Member of Parliament, Pratinidhi Sabha
- Incumbent
- Assumed office 27 March 2026
- Constituency: Party list

Personal details
- Citizenship: Nepalese
- Party: Rastriya Swatantra Party
- Alma mater: BPKIHS (MBBS)
- Profession: Politician; Associate professor;

= Ojashwi Sherchan =

Nepalese politician

Ojashwi Sherchan (ओजश्वी शेरचन) is a Nepalese politician, medical researcher and former biochemistry professor who has been serving as a member of parliament from the Rastriya Swatantra Party. She is a member of 7th Pratinidhi Sabha through Proportional Representation under Janajati female cluster in the 2026 General Election. Sherchan was formerly an associate professor of the Nepal Medical College biochemistry department before entering as a lawmaker from RSP.

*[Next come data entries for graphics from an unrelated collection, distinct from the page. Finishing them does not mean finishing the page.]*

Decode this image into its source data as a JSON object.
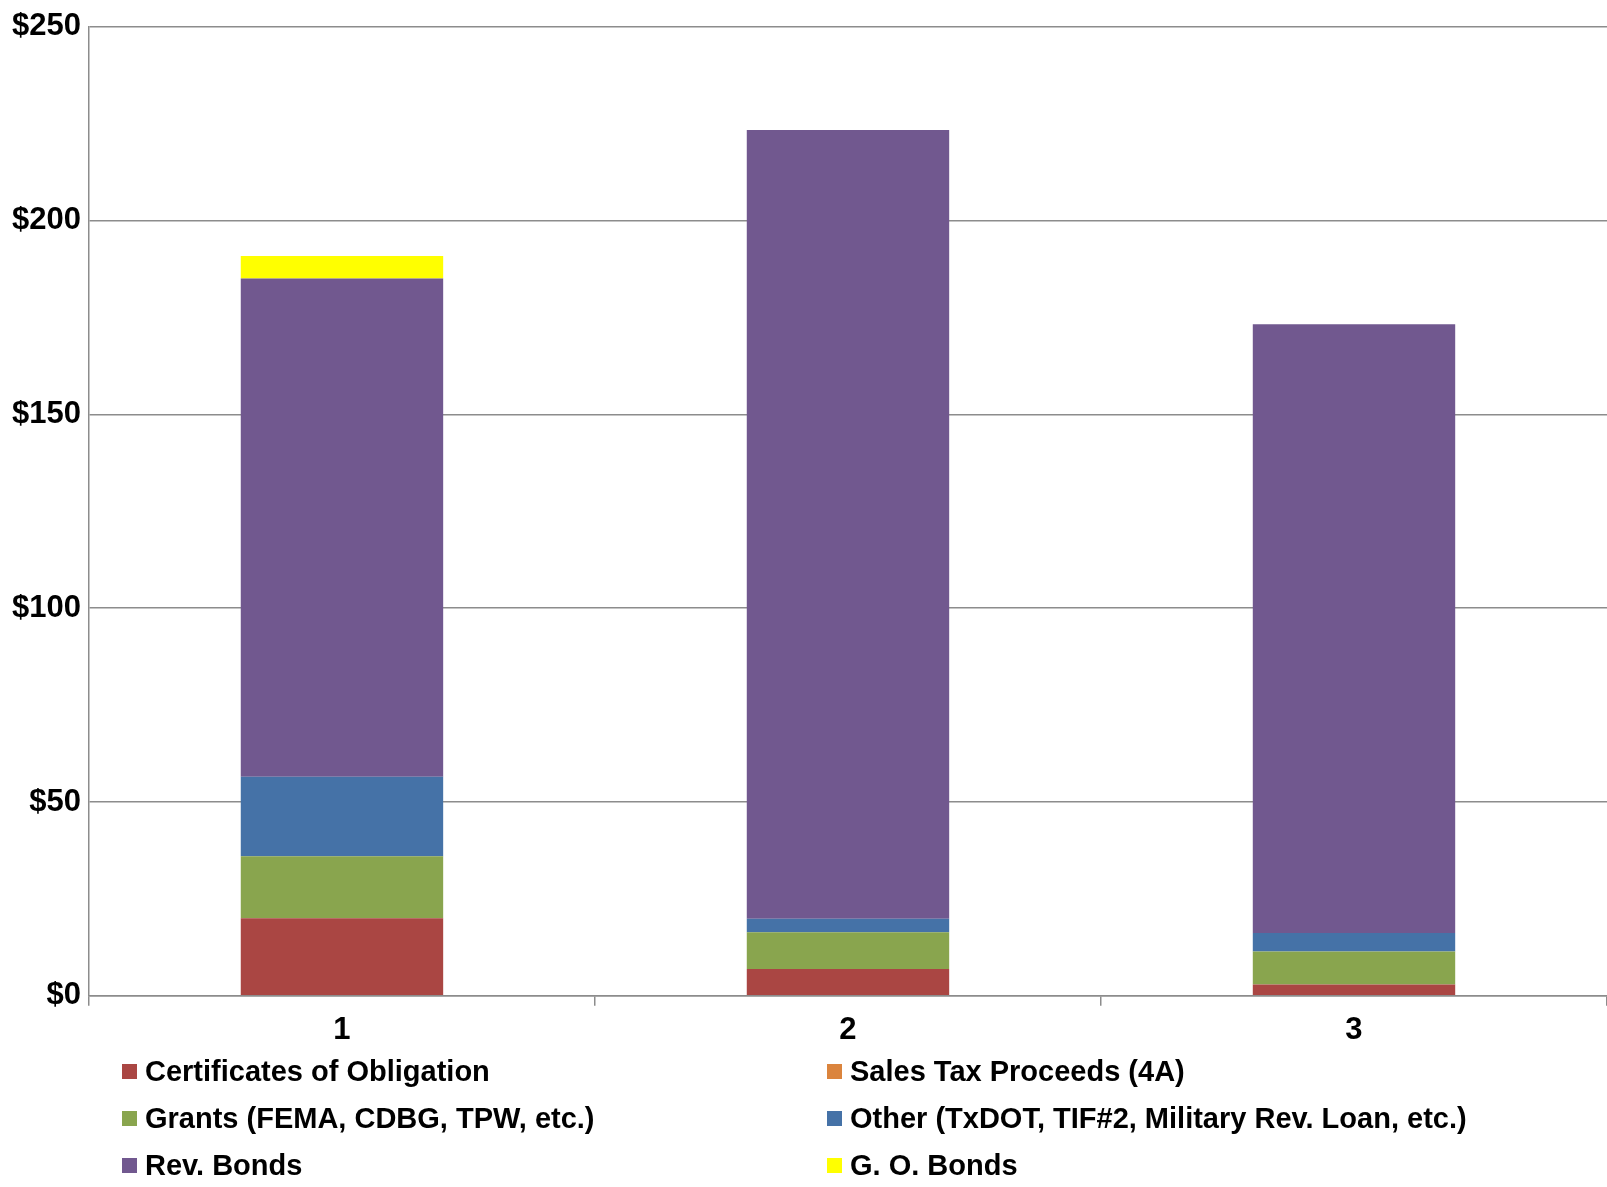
{
  "chart_data": {
    "type": "bar",
    "stacked": true,
    "categories": [
      "1",
      "2",
      "3"
    ],
    "series": [
      {
        "name": "Certificates of Obligation",
        "color": "#aa4643",
        "values": [
          20,
          6.9,
          2.9
        ]
      },
      {
        "name": "Sales Tax Proceeds (4A)",
        "color": "#db843d",
        "values": [
          0,
          0,
          0
        ]
      },
      {
        "name": "Grants (FEMA, CDBG, TPW, etc.)",
        "color": "#89a54e",
        "values": [
          16,
          9.5,
          8.5
        ]
      },
      {
        "name": "Other (TxDOT, TIF#2, Military Rev. Loan, etc.)",
        "color": "#4572a7",
        "values": [
          20.5,
          3.5,
          4.8
        ]
      },
      {
        "name": "Rev. Bonds",
        "color": "#71588f",
        "values": [
          128.5,
          203.4,
          157
        ]
      },
      {
        "name": "G. O. Bonds",
        "color": "#ffff00",
        "values": [
          5.8,
          null,
          null
        ]
      }
    ],
    "ylim": [
      0,
      250
    ],
    "yticks": [
      {
        "value": 0,
        "label": "$0"
      },
      {
        "value": 50,
        "label": "$50"
      },
      {
        "value": 100,
        "label": "$100"
      },
      {
        "value": 150,
        "label": "$150"
      },
      {
        "value": 200,
        "label": "$200"
      },
      {
        "value": 250,
        "label": "$250"
      }
    ],
    "grid": "y",
    "legend": "bottom"
  }
}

She also serves as a party chairman of the Education, Health and Information Technology parliamentary committee for the Rastriya Swatantra Party under the House of Representatives since April 2026. She holds MBBS from B.P. Koirala Institute of Health Sciences. On 7 April 2026, addressing the parliament meeting of House of Representatives, Sherchan stated that the National Health Insurance program is at risk of suspension due to a lack of budget and urged government to implement policy reforms for a long term solution.